SURGERY/OTHER PROCEDURES
Keratoconjunctivitis sicca: If refractory to artificial tears, punctal occlusion is the treatment of choice.
COMPLEMENTARY & ALTERNATIVE MEDICINE
• Some studies show acupuncture benefits saliva production and symptoms of xerostomia.
• There is insufficient evidence to determine the effects of electrostimulation devices on dry mouth symptoms or saliva production in patients with Sjögren syndrome.
ADMISSION, INPATIENT, AND NURSING CONSIDERATIONS
May be required for extraglandular manifestations, such as cardiopulmonary disease, renal involvement, and CNS manifestations (e.g., optic neuritis, transverse myelitis, vasculitis, or ischemic stroke)
ONGOING CARE
FOLLOW-UP RECOMMENDATIONS
Frequency of follow-up depends on severity
Patient Monitoring
• Monitor for complications, systemic manifestations, and relief of symptoms.
• Medicolegal pitfalls: Monitor for parotid tumor or lymphoma.
PATIENT EDUCATION
In most cases, simple measures are adequate: humidifiers, sips of water, chewing gum, or artificial tears.
PROGNOSIS
• Hypocomplementemia is an independent risk factor for premature death.
• Primary SS is associated with increased risks of malignancy, non-Hodgkin lymphoma, and thyroid cancer.
COMPLICATIONS
Complications include dental caries, gum disease, dysphagia, salivary gland calculi, keratitis, conjunctivitis, and scarring of the ocular surface.
REFERENCES
1. Mays JW, Sarmadi M, Moutsopoulos NM. Oral manifestations of systemic autoimmune and inflammatory diseases: diagnosis and clinical management. J Evid Based Dent Pract. 2012;12(3 Suppl):265–282.

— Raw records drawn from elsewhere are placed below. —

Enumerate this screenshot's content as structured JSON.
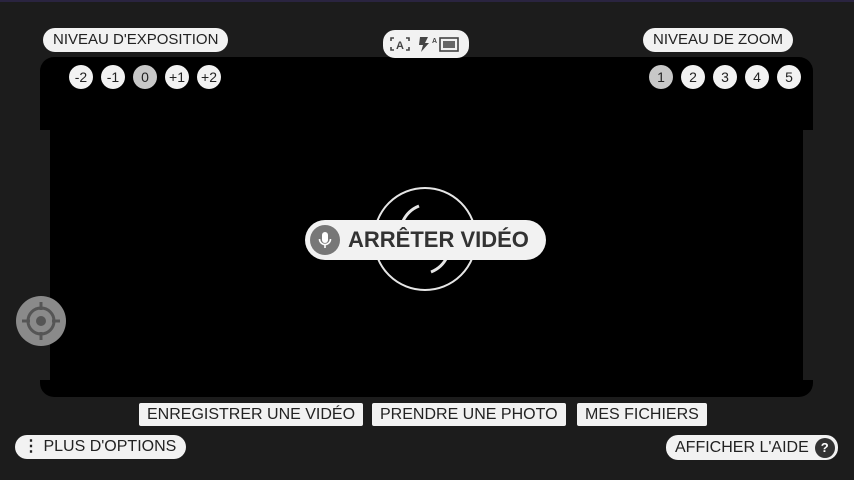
{
  "exposure": {
    "label": "NIVEAU D'EXPOSITION",
    "levels": [
      "-2",
      "-1",
      "0",
      "+1",
      "+2"
    ],
    "selected": "0"
  },
  "zoom": {
    "label": "NIVEAU DE ZOOM",
    "levels": [
      "1",
      "2",
      "3",
      "4",
      "5"
    ],
    "selected": "1"
  },
  "modes": {
    "icons": [
      "auto-focus-icon",
      "flash-auto-icon",
      "aspect-ratio-icon"
    ]
  },
  "record": {
    "stop_label": "ARRÊTER VIDÉO",
    "icon": "microphone-icon"
  },
  "bottom_menu": {
    "record_video": "ENREGISTRER UNE VIDÉO",
    "take_photo": "PRENDRE UNE PHOTO",
    "my_files": "MES FICHIERS"
  },
  "more_options": {
    "label": "PLUS D'OPTIONS",
    "icon": "more-vertical-icon"
  },
  "help": {
    "label": "AFFICHER L'AIDE",
    "icon": "help-icon",
    "glyph": "?"
  },
  "target_icon": "crosshair-target-icon",
  "colors": {
    "background": "#1c1c1c",
    "viewport": "#000000",
    "pill": "#f2f2f2"
  }
}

2. Shiboski SC, Shiboski CH, Criswell L, et al. American College of Rheumatology classification criteria for Sjögren’s syndrome: a data-driven, expert consensus approach in the Sjögren’s International Collaborative Clinical Alliance cohort. Arthritis Care Res (Hoboken). 2012;64(4):475–487.
3. Deng C, Hu C, Chen S, et al. Meta-analysis of anti-muscarinic receptor type 3 antibodies for the diagnosis of Sjögren syndrome. PLoS One. 2015;10(1):e0116744.

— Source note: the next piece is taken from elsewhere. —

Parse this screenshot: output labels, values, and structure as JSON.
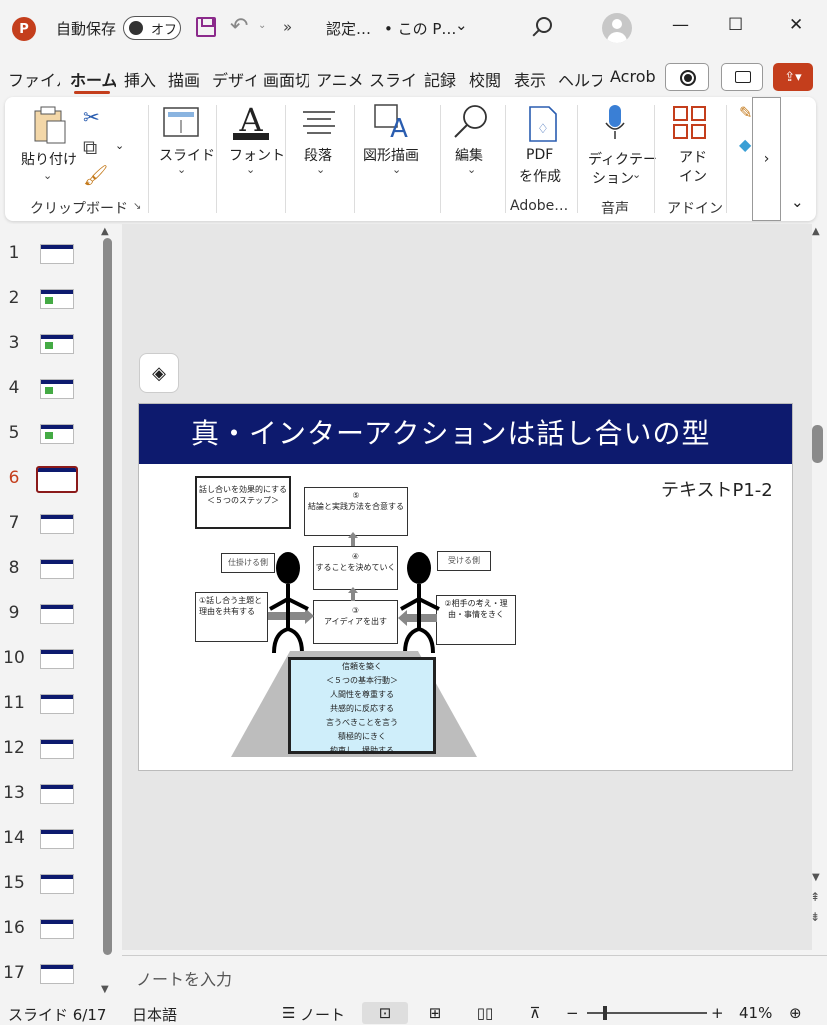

4. Luciano N, Valentini V, Calabrò A, et al. One year in review 2015: Sjögren’s syndrome. Clin Exp Rheumatol. 2015;33(2): 259–271.
5. Aragona P, Spinella R, Rania L, et al. Safety and efficacy of 0.1% clobetasone butyrate eyedrops in the treatment of dry eye in Sjögren syndrome. Eur J Ophthalmol. 2013;23(3):368–376.

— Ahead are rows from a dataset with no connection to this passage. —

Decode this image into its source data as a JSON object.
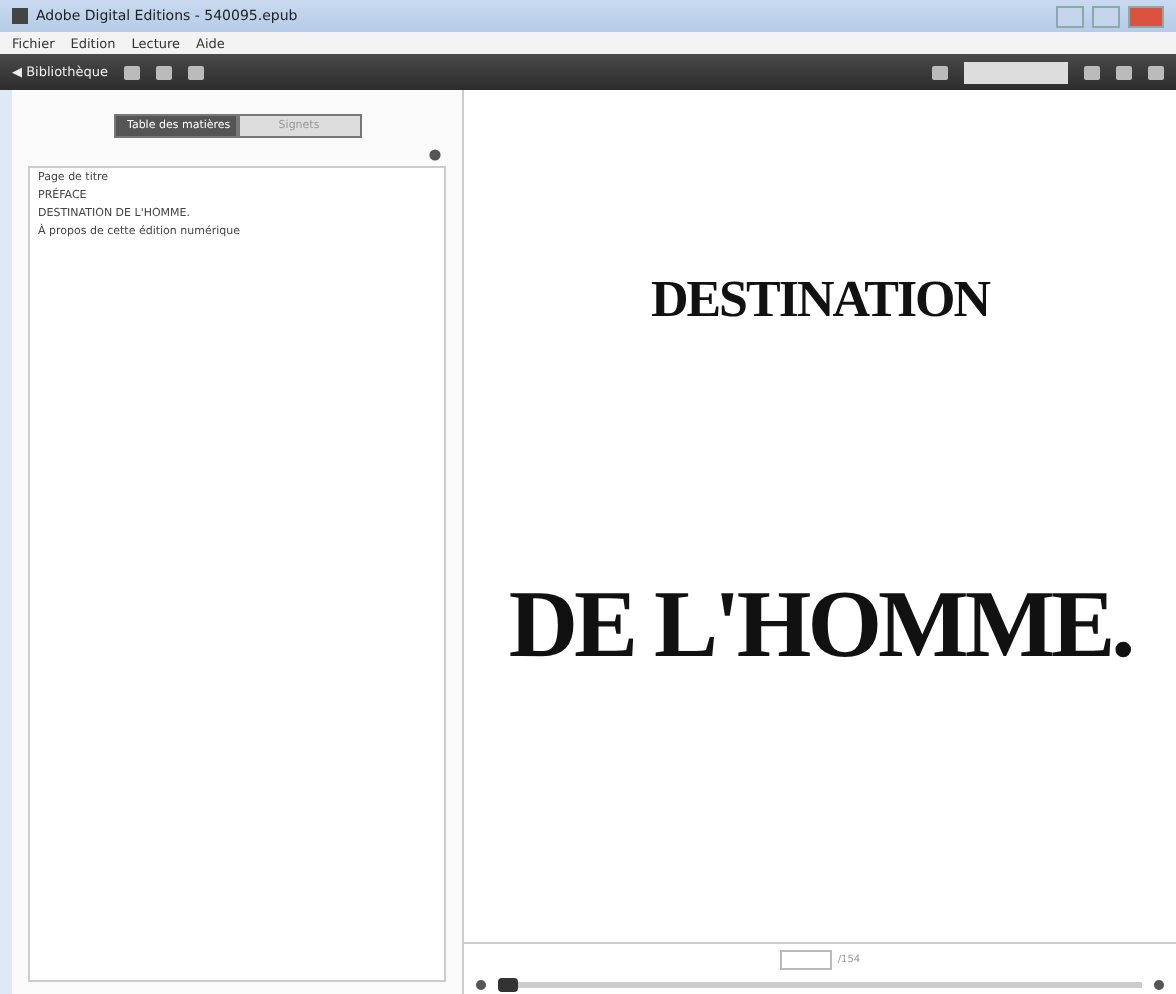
{
  "window": {
    "title": "Adobe Digital Editions - 540095.epub"
  },
  "menu": [
    "Fichier",
    "Edition",
    "Lecture",
    "Aide"
  ],
  "toolbar": {
    "library_button": "◀ Bibliothèque"
  },
  "panel_tabs": [
    {
      "label": "Table des matières",
      "selected": true
    },
    {
      "label": "Signets",
      "selected": false
    }
  ],
  "toc": [
    "Page de titre",
    "PRÉFACE",
    "DESTINATION DE L'HOMME.",
    "À propos de cette édition numérique"
  ],
  "page": {
    "lines": [
      "DESTINATION",
      "DE L'HOMME."
    ]
  },
  "footer": {
    "page_total": "/154",
    "progress": {
      "level": 0.02
    }
  }
}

6. Meijer JM, Meiners PM, Vissink A, et al. Effectiveness of rituximab treatment in primary Sjögren’s syndrome: a randomized, double-blind, placebo-controlled trial. Arthritis Rheum. 2010;62(4):960–968.
CODES
ICD10
• M35.00 Sicca syndrome, unspecified
• M35.02 Sicca syndrome with lung involvement
• M35.09 Sicca syndrome with other organ involvement
CLINICAL PEARLS
• Many symptoms of SS can be treated with simple interventions such as artificial tears and sugar-free lozenges.
• Consider lacrimal duct plugs for dry eyes.
• Consider SS in patients with unexplained lung disease and +ANA.
• Patients with primary SS may have an increased incidence of celiac disease because both disease share similar genetics.